History

Great Britain
- Name: Air Balloon
- Namesake: Montgolfier Brothers' 1783 hot air balloon
- Launched: 1784, Yarmouth
- Fate: Foundered August 1829

General characteristics
- Tons burthen: 95, or 98, or 100 (bm)

= Air Balloon (1784 ship) =

British merchant ship 1784–1829

Air Balloon was launched in 1784 at Yarmouth as a coaster. She was captured in 1797. She then disappeared from United Kingdom records until 1824. She was almost rebuilt in 1825, only to suffer a major maritime incident in 1826. She was refloated and resumed sailing, but was wrecked in 1829.

==Career==
Air Balloon first appeared in Lloyd's Register (LR) in 1784. (Note: She was one of at least two vessels launched that year, following the Montgolfier Brothers launching the first documented flight in a hot air balloon.)

| Year | Master | Owner | Trade | Source |
|---|---|---|---|---|
| 1784 | Campbell | N.Symmonds | Yarmouth–Cork | LR |
| 1797 | W.Gidney | N.Symmonds | Yarmouth–north | LR; repairs 1787 & 1791, and good repair 1796 |

On 27 March 1798, Air Balloon was sailing from Blakeney, Norfolk to Salcombe when a French vessel captured her and took her into Boulogne.

Air Balloon returned to Lloyd's Register in 1824. (Note: Between 1808 and 1824 Air Balloon may have been Elizabeth, of 95 tons, launched in 1784 at Yarmouth. What transpired between 1797 and 1808 is more obscure.) She re-entered the Register of Shipping (RS) in 1825, with information that disagreed with that in Lloyd's Register.
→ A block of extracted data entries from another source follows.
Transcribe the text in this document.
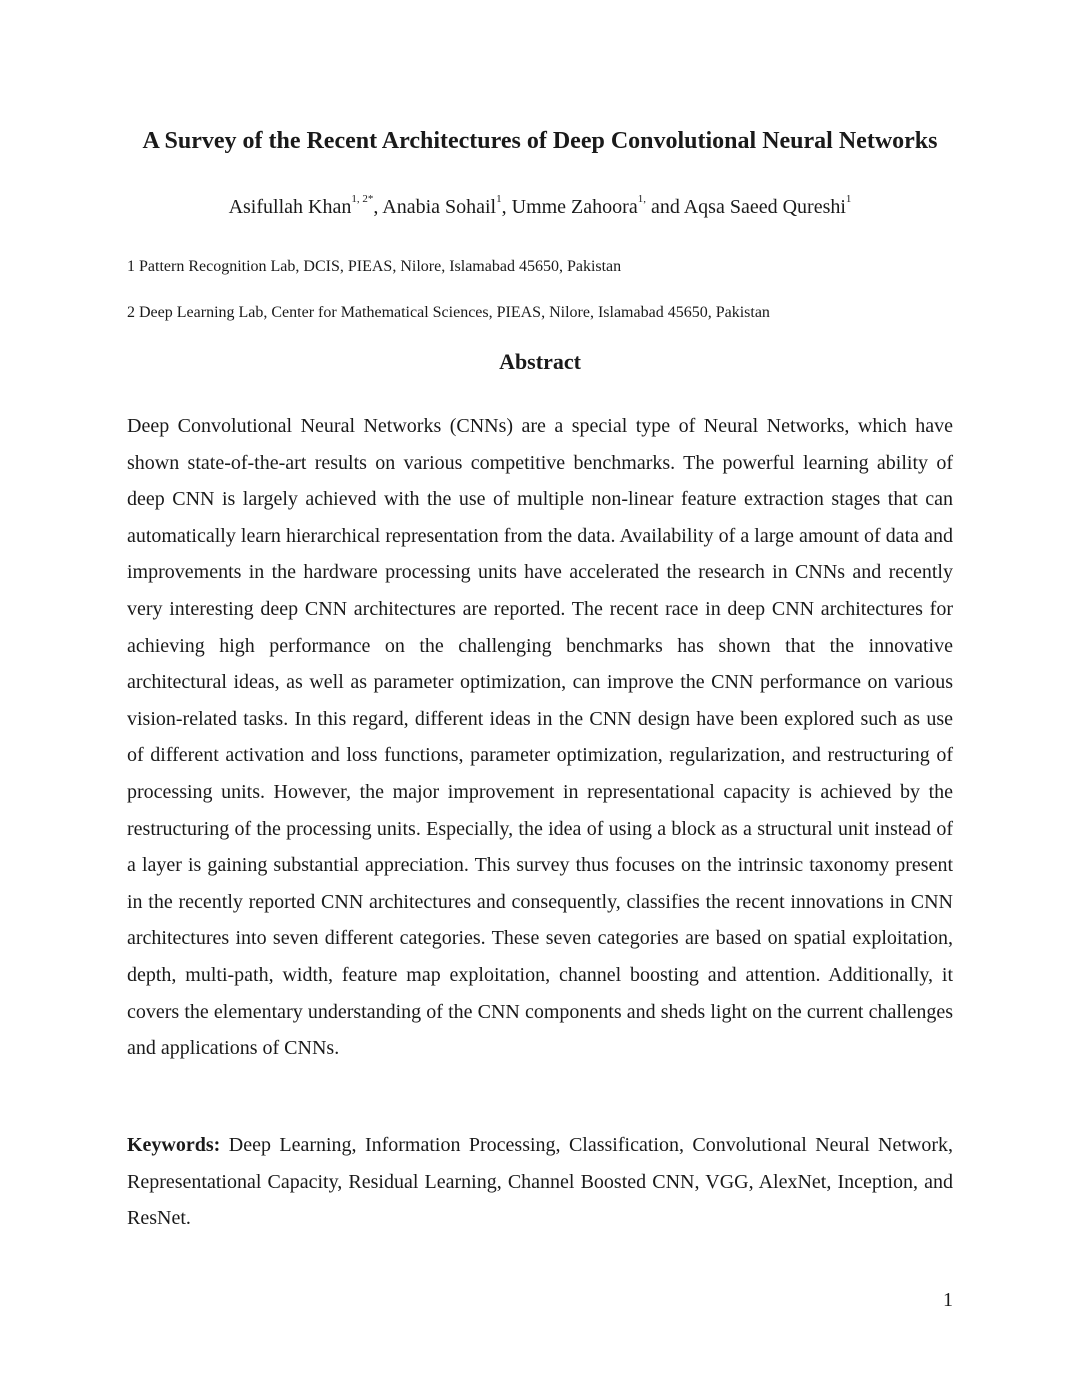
A Survey of the Recent Architectures of Deep Convolutional Neural Networks
Asifullah Khan$^{1, 2*}$, Anabia Sohail$^1$, Umme Zahoora$^{1,}$ and Aqsa Saeed Qureshi$^1$
1 Pattern Recognition Lab, DCIS, PIEAS, Nilore, Islamabad 45650, Pakistan
2 Deep Learning Lab, Center for Mathematical Sciences, PIEAS, Nilore, Islamabad 45650, Pakistan
Abstract

Deep Convolutional Neural Networks (CNNs) are a special type of Neural Networks, which have shown state-of-the-art results on various competitive benchmarks. The powerful learning ability of deep CNN is largely achieved with the use of multiple non-linear feature extraction stages that can automatically learn hierarchical representation from the data. Availability of a large amount of data and improvements in the hardware processing units have accelerated the research in CNNs and recently very interesting deep CNN architectures are reported. The recent race in deep CNN architectures for achieving high performance on the challenging benchmarks has shown that the innovative architectural ideas, as well as parameter optimization, can improve the CNN performance on various vision-related tasks. In this regard, different ideas in the CNN design have been explored such as use of different activation and loss functions, parameter optimization, regularization, and restructuring of processing units. However, the major improvement in representational capacity is achieved by the restructuring of the processing units. Especially, the idea of using a block as a structural unit instead of a layer is gaining substantial appreciation. This survey thus focuses on the intrinsic taxonomy present in the recently reported CNN architectures and consequently, classifies the recent innovations in CNN architectures into seven different categories. These seven categories are based on spatial exploitation, depth, multi-path, width, feature map exploitation, channel boosting and attention. Additionally, it covers the elementary understanding of the CNN components and sheds light on the current challenges and applications of CNNs.

Keywords: Deep Learning, Information Processing, Classification, Convolutional Neural Network, Representational Capacity, Residual Learning, Channel Boosted CNN, VGG, AlexNet, Inception, and ResNet.

1
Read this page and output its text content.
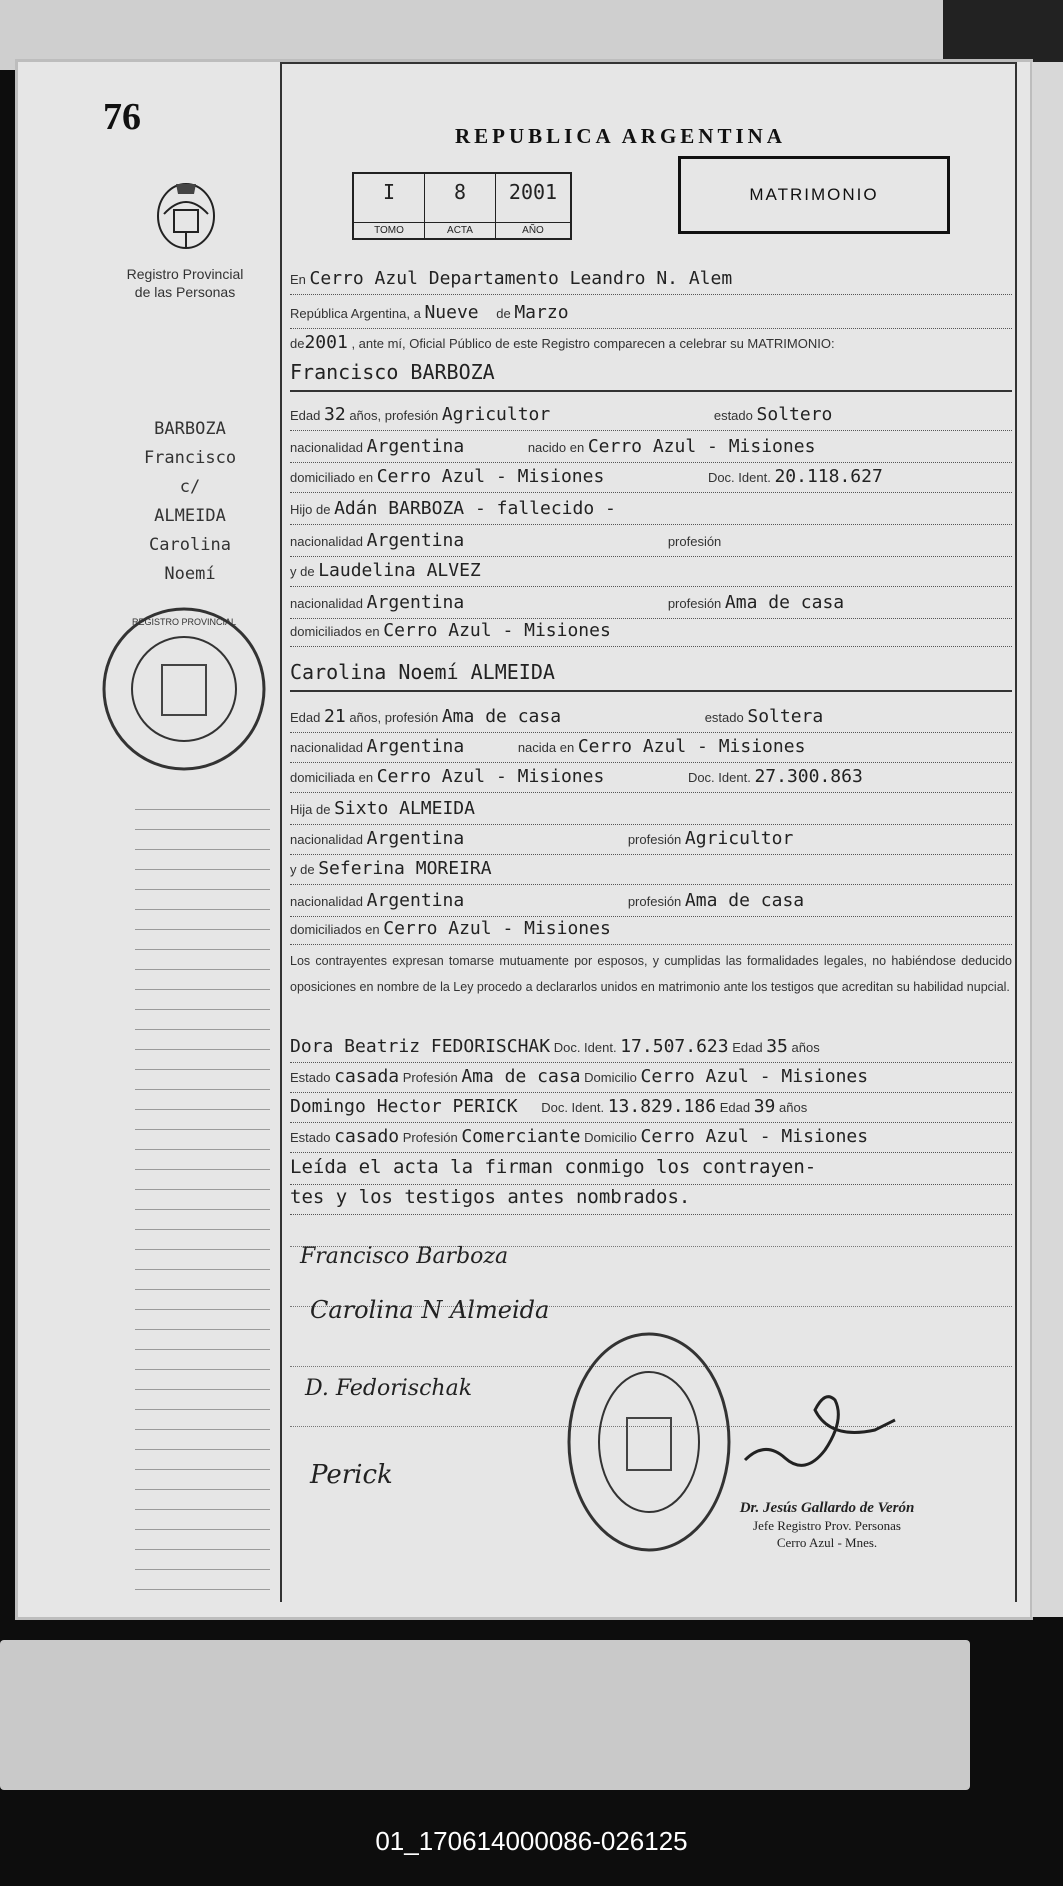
76
Registro Provincial
de las Personas
BARBOZA
Francisco
c/
ALMEIDA
Carolina
Noemí
REGISTRO PROVINCIAL
REPUBLICA ARGENTINA
I
TOMO
8
ACTA
2001
AÑO
MATRIMONIO
En Cerro Azul Departamento Leandro N. Alem
República Argentina, a Nueve de Marzo
de2001 , ante mí, Oficial Público de este Registro comparecen a celebrar su MATRIMONIO:
Francisco BARBOZA
Edad 32 años, profesión Agricultor	estado Soltero
nacionalidad Argentina	nacido en Cerro Azul - Misiones
domiciliado en Cerro Azul - Misiones	Doc. Ident. 20.118.627
Hijo de Adán BARBOZA - fallecido -
nacionalidad Argentina	profesión
y de Laudelina ALVEZ
nacionalidad Argentina	profesión Ama de casa
domiciliados en Cerro Azul - Misiones
Carolina Noemí ALMEIDA
Edad 21 años, profesión Ama de casa	estado Soltera
nacionalidad Argentina	nacida en Cerro Azul - Misiones
domiciliada en Cerro Azul - Misiones	Doc. Ident. 27.300.863
Hija de Sixto ALMEIDA
nacionalidad Argentina	profesión Agricultor
y de Seferina MOREIRA
nacionalidad Argentina	profesión Ama de casa
domiciliados en Cerro Azul - Misiones
Los contrayentes expresan tomarse mutuamente por esposos, y cumplidas las formalidades legales, no habiéndose deducido oposiciones en nombre de la Ley procedo a declararlos unidos en matrimonio ante los testigos que acreditan su habilidad nupcial.
Dora Beatriz FEDORISCHAK Doc. Ident. 17.507.623 Edad 35 años
Estado casada Profesión Ama de casa Domicilio Cerro Azul - Misiones
Domingo Hector PERICK Doc. Ident. 13.829.186 Edad 39 años
Estado casado Profesión Comerciante Domicilio Cerro Azul - Misiones
Leída el acta la firman conmigo los contrayen-
tes y los testigos antes nombrados.
Francisco Barboza
Carolina N Almeida
D. Fedorischak
Perick
Dr. Jesús Gallardo de Verón
Jefe Registro Prov. Personas
Cerro Azul - Mnes.
01_170614000086-026125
| Year | Master | Owner | Trade | Source |
|---|---|---|---|---|
| 1824 | C.Wilson | Fyson & Co. | Lyme coaster | LR; new deck & large repair 1819 |
| 1825 | J.Kidd | R.Watson | Southampton coaster | RS |
| 1826 | J.Kidd J.Brown | R.Watson Captain & Co. | Sunderland coaster | RS; almost rebuilt 1825 |
| 1827 | C.Wilson | Fyson & Co. | Lyme coaster | LR; new deck & large repair 1819 |

During the gale of 6–7 September 1826, Air Balloon, James Brown, master was driven ashore on 7 September at Whitby; her crew were rescued. She was on a voyage from Littlehampton, to her homeport of Sunderland, County Durham. Air Balloon was refloated on 17 September and taken in to Whitby.

==Fate==
On 13 August 1829 Air Balloon sprang a leak and foundered in the North Sea off Scarborough. She was on a voyage from Sunderland to Chatham, Kent. She was sold as a wreck, refloated on 21 August and taken into Scarborough.

She was last listed in the 1829 volume of Lloyd's Register. She was last listed in the Register of Shipping in 1833, but with data stale since 1828.